We are finally set up to have some true prairie winter. What a shock to the system! hahaha Of course we knew it had to happen eventually and January is the perfect month to finally get the true winter started, but oh wow....how much I have enjoyed the break from it this winter season. I confess....
No new suitable houses came onto the real estate market today, so unless something wild and crazy comes up on the weekend that galvanizes our agent into giving up her weekend off to take us to a showing, we can relax now until Monday. YAY! Tomorrow I can do laundry since I cleaned my house a couple of days ago and it looks quite decent for the time being. Or I don't have to do laundry....or anything at all, if I don't feel like it. YES! I expect I will do laundry...or some other kind of household chore so I don't become bored and completely lacking in exercise.

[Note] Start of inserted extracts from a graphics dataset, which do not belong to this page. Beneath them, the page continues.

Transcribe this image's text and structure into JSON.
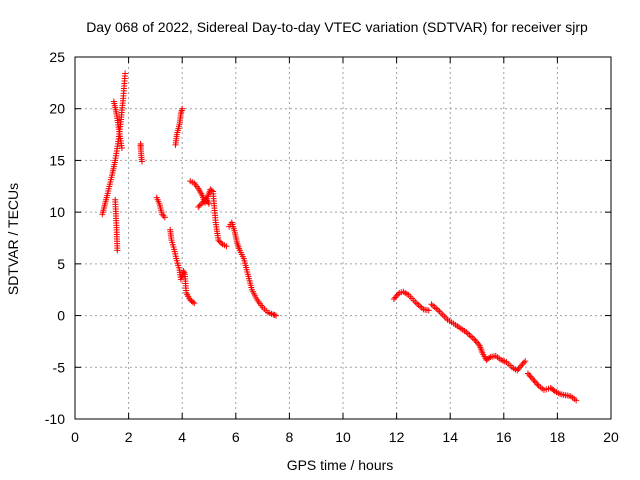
{
  "chart_data": {
    "type": "scatter",
    "title": "Day 068 of 2022, Sidereal Day-to-day VTEC variation (SDTVAR) for receiver sjrp",
    "xlabel": "GPS time / hours",
    "ylabel": "SDTVAR / TECUs",
    "xlim": [
      0,
      20
    ],
    "ylim": [
      -10,
      25
    ],
    "xticks": [
      0,
      2,
      4,
      6,
      8,
      10,
      12,
      14,
      16,
      18,
      20
    ],
    "yticks": [
      -10,
      -5,
      0,
      5,
      10,
      15,
      20,
      25
    ],
    "grid": true,
    "marker": "+",
    "series": [
      {
        "name": "SDTVAR",
        "color": "#ff0000",
        "segments": [
          [
            [
              1.02,
              9.8
            ],
            [
              1.1,
              10.6
            ],
            [
              1.2,
              11.6
            ],
            [
              1.3,
              12.7
            ],
            [
              1.4,
              13.8
            ],
            [
              1.5,
              15.0
            ],
            [
              1.6,
              16.6
            ],
            [
              1.7,
              18.5
            ],
            [
              1.8,
              21.0
            ],
            [
              1.87,
              23.4
            ]
          ],
          [
            [
              1.45,
              20.7
            ],
            [
              1.55,
              19.5
            ],
            [
              1.65,
              17.8
            ],
            [
              1.75,
              16.2
            ]
          ],
          [
            [
              1.5,
              11.2
            ],
            [
              1.55,
              8.5
            ],
            [
              1.58,
              6.3
            ]
          ],
          [
            [
              2.45,
              16.6
            ],
            [
              2.45,
              16.3
            ],
            [
              2.48,
              15.3
            ],
            [
              2.5,
              14.9
            ]
          ],
          [
            [
              3.05,
              11.4
            ],
            [
              3.15,
              10.8
            ],
            [
              3.25,
              9.8
            ],
            [
              3.35,
              9.5
            ]
          ],
          [
            [
              3.55,
              8.3
            ],
            [
              3.6,
              7.3
            ],
            [
              3.7,
              6.4
            ],
            [
              3.8,
              5.3
            ],
            [
              3.9,
              4.4
            ],
            [
              3.95,
              3.5
            ],
            [
              4.05,
              4.3
            ],
            [
              4.1,
              4.0
            ],
            [
              4.15,
              2.2
            ],
            [
              4.3,
              1.5
            ],
            [
              4.45,
              1.2
            ]
          ],
          [
            [
              3.75,
              16.5
            ],
            [
              3.8,
              17.5
            ],
            [
              3.9,
              18.5
            ],
            [
              3.95,
              19.5
            ],
            [
              4.0,
              20.0
            ]
          ],
          [
            [
              4.3,
              13.0
            ],
            [
              4.45,
              12.8
            ],
            [
              4.6,
              12.3
            ],
            [
              4.75,
              11.6
            ],
            [
              4.85,
              10.9
            ],
            [
              4.95,
              11.5
            ],
            [
              5.05,
              12.2
            ],
            [
              5.15,
              12.0
            ],
            [
              5.25,
              9.0
            ],
            [
              5.35,
              7.3
            ],
            [
              5.5,
              6.9
            ],
            [
              5.65,
              6.7
            ]
          ],
          [
            [
              4.6,
              10.5
            ],
            [
              4.75,
              10.9
            ],
            [
              4.9,
              11.3
            ],
            [
              5.0,
              10.8
            ]
          ],
          [
            [
              5.75,
              8.6
            ],
            [
              5.85,
              9.0
            ],
            [
              5.95,
              8.2
            ],
            [
              6.05,
              7.0
            ],
            [
              6.15,
              6.3
            ],
            [
              6.3,
              5.5
            ],
            [
              6.45,
              4.0
            ],
            [
              6.6,
              2.5
            ],
            [
              6.8,
              1.5
            ],
            [
              7.0,
              0.8
            ],
            [
              7.2,
              0.3
            ],
            [
              7.4,
              0.1
            ],
            [
              7.5,
              0.0
            ]
          ],
          [
            [
              11.9,
              1.6
            ],
            [
              12.1,
              2.2
            ],
            [
              12.25,
              2.3
            ],
            [
              12.45,
              2.0
            ],
            [
              12.7,
              1.3
            ],
            [
              13.0,
              0.6
            ],
            [
              13.2,
              0.5
            ]
          ],
          [
            [
              13.3,
              1.1
            ],
            [
              13.6,
              0.4
            ],
            [
              13.9,
              -0.4
            ],
            [
              14.2,
              -0.9
            ],
            [
              14.6,
              -1.6
            ],
            [
              14.9,
              -2.3
            ],
            [
              15.1,
              -2.9
            ],
            [
              15.2,
              -3.6
            ],
            [
              15.35,
              -4.3
            ],
            [
              15.5,
              -4.0
            ],
            [
              15.7,
              -3.9
            ],
            [
              15.9,
              -4.3
            ],
            [
              16.1,
              -4.5
            ],
            [
              16.3,
              -5.0
            ],
            [
              16.5,
              -5.3
            ],
            [
              16.7,
              -4.7
            ],
            [
              16.8,
              -4.4
            ]
          ],
          [
            [
              16.9,
              -5.6
            ],
            [
              17.1,
              -6.2
            ],
            [
              17.3,
              -6.8
            ],
            [
              17.5,
              -7.2
            ],
            [
              17.75,
              -7.0
            ],
            [
              17.9,
              -7.3
            ],
            [
              18.1,
              -7.6
            ],
            [
              18.3,
              -7.7
            ],
            [
              18.5,
              -7.8
            ],
            [
              18.7,
              -8.2
            ]
          ]
        ]
      }
    ]
  }
}
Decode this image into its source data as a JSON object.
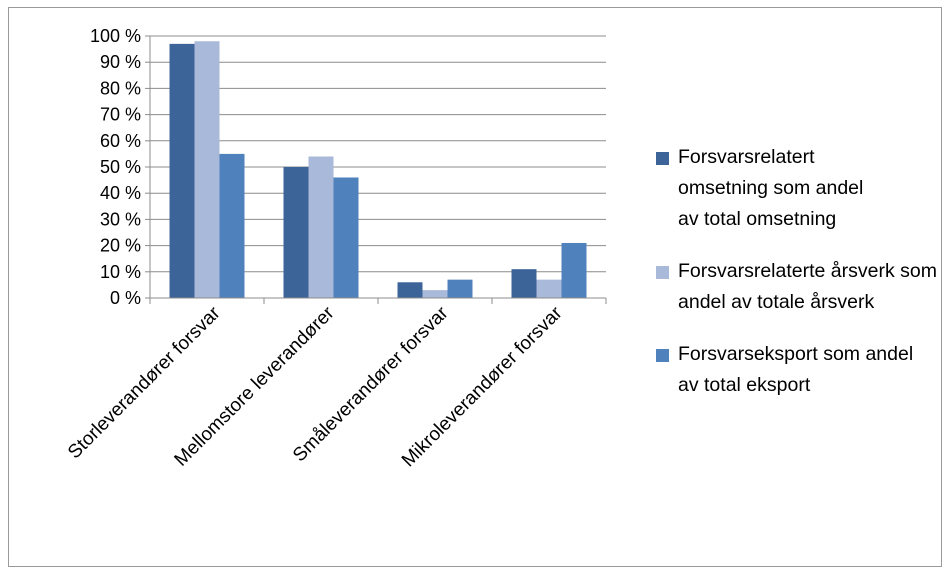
{
  "chart_data": {
    "type": "bar",
    "title": "",
    "xlabel": "",
    "ylabel": "",
    "ylim": [
      0,
      100
    ],
    "y_ticks": [
      0,
      10,
      20,
      30,
      40,
      50,
      60,
      70,
      80,
      90,
      100
    ],
    "y_tick_labels": [
      "0 %",
      "10 %",
      "20 %",
      "30 %",
      "40 %",
      "50 %",
      "60 %",
      "70 %",
      "80 %",
      "90 %",
      "100 %"
    ],
    "grid": true,
    "legend_position": "right",
    "categories": [
      "Storleverandører forsvar",
      "Mellomstore leverandører",
      "Småleverandører forsvar",
      "Mikroleverandører forsvar"
    ],
    "series": [
      {
        "name": "Forsvarsrelatert omsetning som andel av total omsetning",
        "color": "#3d6499",
        "values": [
          97,
          50,
          6,
          11
        ]
      },
      {
        "name": "Forsvarsrelaterte årsverk som andel av totale årsverk",
        "color": "#a8b9d9",
        "values": [
          98,
          54,
          3,
          7
        ]
      },
      {
        "name": "Forsvarseksport som andel av total eksport",
        "color": "#4f81bd",
        "values": [
          55,
          46,
          7,
          21
        ]
      }
    ]
  }
}
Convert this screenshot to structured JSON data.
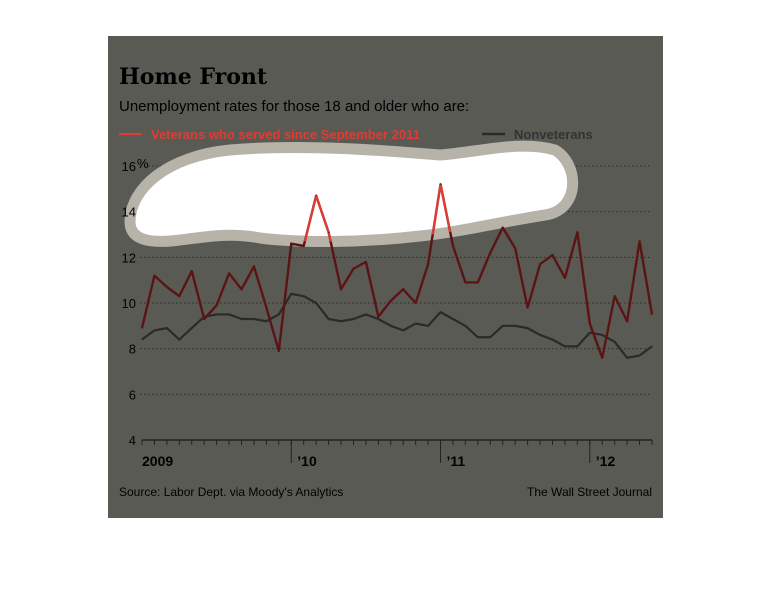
{
  "chart_data": {
    "type": "line",
    "title": "Home Front",
    "subtitle": "Unemployment rates for those 18 and older who are:",
    "y_unit": "%",
    "ylim": [
      4,
      16
    ],
    "yticks": [
      4,
      6,
      8,
      10,
      12,
      14,
      16
    ],
    "ytick_labels": [
      "4",
      "6",
      "8",
      "10",
      "12",
      "14",
      "16"
    ],
    "x_labels": [
      "2009",
      "’10",
      "’11",
      "’12"
    ],
    "x_range": [
      "2009-01",
      "2012-06"
    ],
    "x_ticks": [
      "2009-01",
      "2010-01",
      "2011-01",
      "2012-01"
    ],
    "grid": true,
    "legend_placement": "top",
    "series": [
      {
        "name": "Veterans who served since September 2011",
        "color": "#e23b32",
        "points": [
          [
            "2009-01",
            8.9
          ],
          [
            "2009-02",
            11.2
          ],
          [
            "2009-03",
            10.7
          ],
          [
            "2009-04",
            10.3
          ],
          [
            "2009-05",
            11.4
          ],
          [
            "2009-06",
            9.3
          ],
          [
            "2009-07",
            9.9
          ],
          [
            "2009-08",
            11.3
          ],
          [
            "2009-09",
            10.6
          ],
          [
            "2009-10",
            11.6
          ],
          [
            "2009-11",
            9.8
          ],
          [
            "2009-12",
            7.9
          ],
          [
            "2010-01",
            12.6
          ],
          [
            "2010-02",
            12.5
          ],
          [
            "2010-03",
            14.7
          ],
          [
            "2010-04",
            13.1
          ],
          [
            "2010-05",
            10.6
          ],
          [
            "2010-06",
            11.5
          ],
          [
            "2010-07",
            11.8
          ],
          [
            "2010-08",
            9.4
          ],
          [
            "2010-09",
            10.1
          ],
          [
            "2010-10",
            10.6
          ],
          [
            "2010-11",
            10.0
          ],
          [
            "2010-12",
            11.7
          ],
          [
            "2011-01",
            15.2
          ],
          [
            "2011-02",
            12.5
          ],
          [
            "2011-03",
            10.9
          ],
          [
            "2011-04",
            10.9
          ],
          [
            "2011-05",
            12.2
          ],
          [
            "2011-06",
            13.3
          ],
          [
            "2011-07",
            12.4
          ],
          [
            "2011-08",
            9.8
          ],
          [
            "2011-09",
            11.7
          ],
          [
            "2011-10",
            12.1
          ],
          [
            "2011-11",
            11.1
          ],
          [
            "2011-12",
            13.1
          ],
          [
            "2012-01",
            9.1
          ],
          [
            "2012-02",
            7.6
          ],
          [
            "2012-03",
            10.3
          ],
          [
            "2012-04",
            9.2
          ],
          [
            "2012-05",
            12.7
          ],
          [
            "2012-06",
            9.5
          ]
        ]
      },
      {
        "name": "Nonveterans",
        "color": "#333333",
        "points": [
          [
            "2009-01",
            8.4
          ],
          [
            "2009-02",
            8.8
          ],
          [
            "2009-03",
            8.9
          ],
          [
            "2009-04",
            8.4
          ],
          [
            "2009-05",
            8.9
          ],
          [
            "2009-06",
            9.4
          ],
          [
            "2009-07",
            9.5
          ],
          [
            "2009-08",
            9.5
          ],
          [
            "2009-09",
            9.3
          ],
          [
            "2009-10",
            9.3
          ],
          [
            "2009-11",
            9.2
          ],
          [
            "2009-12",
            9.5
          ],
          [
            "2010-01",
            10.4
          ],
          [
            "2010-02",
            10.3
          ],
          [
            "2010-03",
            10.0
          ],
          [
            "2010-04",
            9.3
          ],
          [
            "2010-05",
            9.2
          ],
          [
            "2010-06",
            9.3
          ],
          [
            "2010-07",
            9.5
          ],
          [
            "2010-08",
            9.3
          ],
          [
            "2010-09",
            9.0
          ],
          [
            "2010-10",
            8.8
          ],
          [
            "2010-11",
            9.1
          ],
          [
            "2010-12",
            9.0
          ],
          [
            "2011-01",
            9.6
          ],
          [
            "2011-02",
            9.3
          ],
          [
            "2011-03",
            9.0
          ],
          [
            "2011-04",
            8.5
          ],
          [
            "2011-05",
            8.5
          ],
          [
            "2011-06",
            9.0
          ],
          [
            "2011-07",
            9.0
          ],
          [
            "2011-08",
            8.9
          ],
          [
            "2011-09",
            8.6
          ],
          [
            "2011-10",
            8.4
          ],
          [
            "2011-11",
            8.1
          ],
          [
            "2011-12",
            8.1
          ],
          [
            "2012-01",
            8.7
          ],
          [
            "2012-02",
            8.6
          ],
          [
            "2012-03",
            8.3
          ],
          [
            "2012-04",
            7.6
          ],
          [
            "2012-05",
            7.7
          ],
          [
            "2012-06",
            8.1
          ]
        ]
      }
    ]
  },
  "footer": {
    "source": "Source: Labor Dept. via Moody's Analytics",
    "credit": "The Wall Street Journal"
  },
  "colors": {
    "panel": "#5a5a55",
    "blob_fill": "#ffffff",
    "blob_border": "#b7b3a9",
    "text": "#000000",
    "grid": "#2a2a2a"
  }
}
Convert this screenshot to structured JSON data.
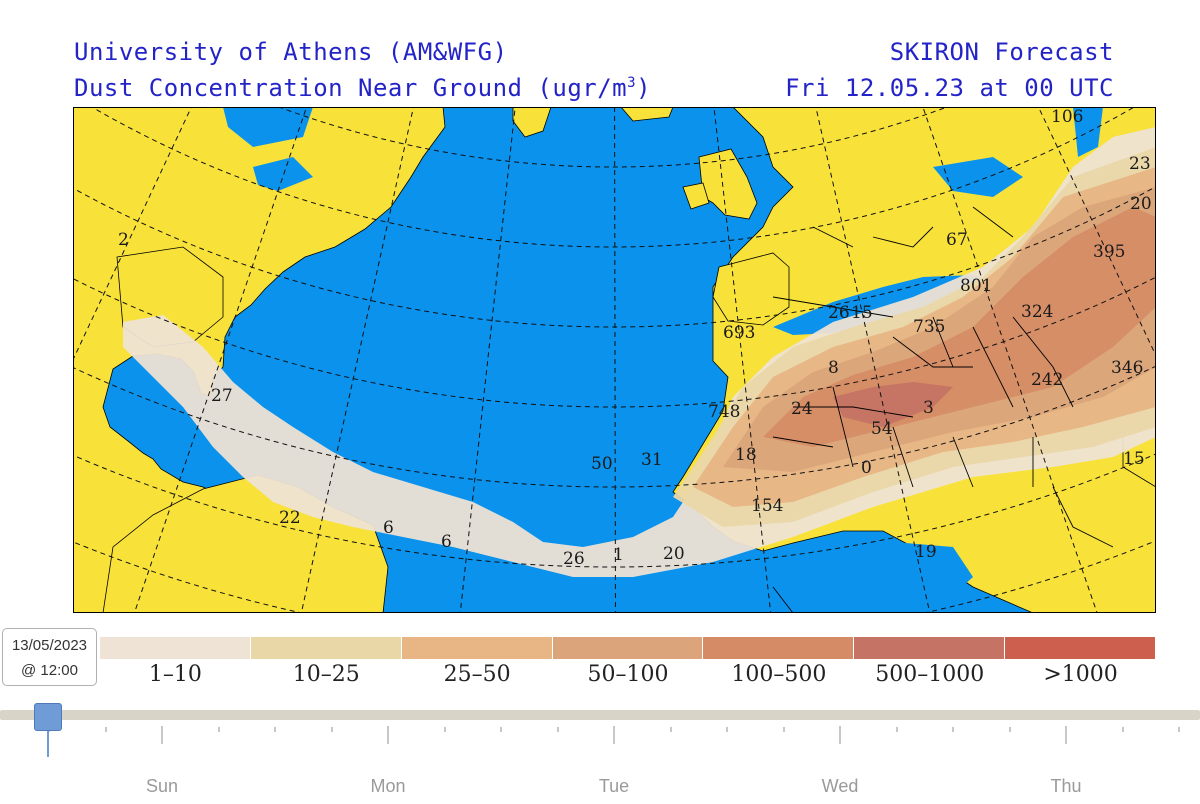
{
  "header": {
    "left_line1": "University of Athens (AM&WFG)",
    "left_line2_prefix": "Dust Concentration Near Ground (ugr/m",
    "left_line2_sup": "3",
    "left_line2_suffix": ")",
    "right_line1": "SKIRON Forecast",
    "right_line2": "Fri 12.05.23 at 00 UTC"
  },
  "colors": {
    "ocean": "#0a92ec",
    "land": "#f8e23a",
    "borders": "#000000",
    "grid": "#111111"
  },
  "map_labels": [
    "106",
    "23",
    "20",
    "395",
    "67",
    "801",
    "324",
    "346",
    "242",
    "735",
    "26",
    "15",
    "693",
    "8",
    "24",
    "3",
    "54",
    "748",
    "18",
    "0",
    "154",
    "19",
    "15",
    "50",
    "31",
    "26",
    "1",
    "20",
    "6",
    "6",
    "22",
    "27",
    "2"
  ],
  "legend": {
    "categories": [
      {
        "label": "1–10",
        "color": "#eee3d4"
      },
      {
        "label": "10–25",
        "color": "#ead7a8"
      },
      {
        "label": "25–50",
        "color": "#e8b584"
      },
      {
        "label": "50–100",
        "color": "#dba47a"
      },
      {
        "label": "100–500",
        "color": "#d58c66"
      },
      {
        "label": "500–1000",
        "color": "#c57364"
      },
      {
        "label": ">1000",
        "color": "#cd5f4e"
      }
    ]
  },
  "timeline": {
    "tooltip_date": "13/05/2023",
    "tooltip_time": "@ 12:00",
    "days": [
      "Sun",
      "Mon",
      "Tue",
      "Wed",
      "Thu"
    ],
    "handle_color": "#6f9bd6"
  }
}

Lately I have been enjoying frying up (YES, oil free!!) ground chicken or turkey and stirring part of a bag of fresh cole slaw into the frying pan to sizzle for a few minutes after the meat is cooked. It is an easy way for me to get my vegetables without a lot of prep time for peeling and washing and chopping whole ones and it tastes really good. Once it is cooked and in my bowl for consupmtion I drizzle just a touch of white balsamic vinegar over it...just a smidge....to bring out all the flavours. Yum, yum!!
I think my project for the rest of the day is going to be going through a massive number of files of old photos on my big PC and start deleting many that were either bad photos to start with, or else have no relevance any more...such as a photo of a small flower arrangement I saw in someone else's house once years ago and thought it was attractive. No longer necessary to keep. I can't even remember whose house I saw it in, and looking at the particular blooms I can't remember why I thought it was even picture worthy at the time! hohoho!
I will also be praying for a friend of mine who was just diagnosed with diabetes, but despite having a good talk with the doctor about life and diet changes, meds, etc., is still firmly in denial and not taking very good care of the situation. Sigh.....my assistance is not wanted and that is just fine, but I can still pray for Jesus to assist...and much more effectively than I ever could. Amen!!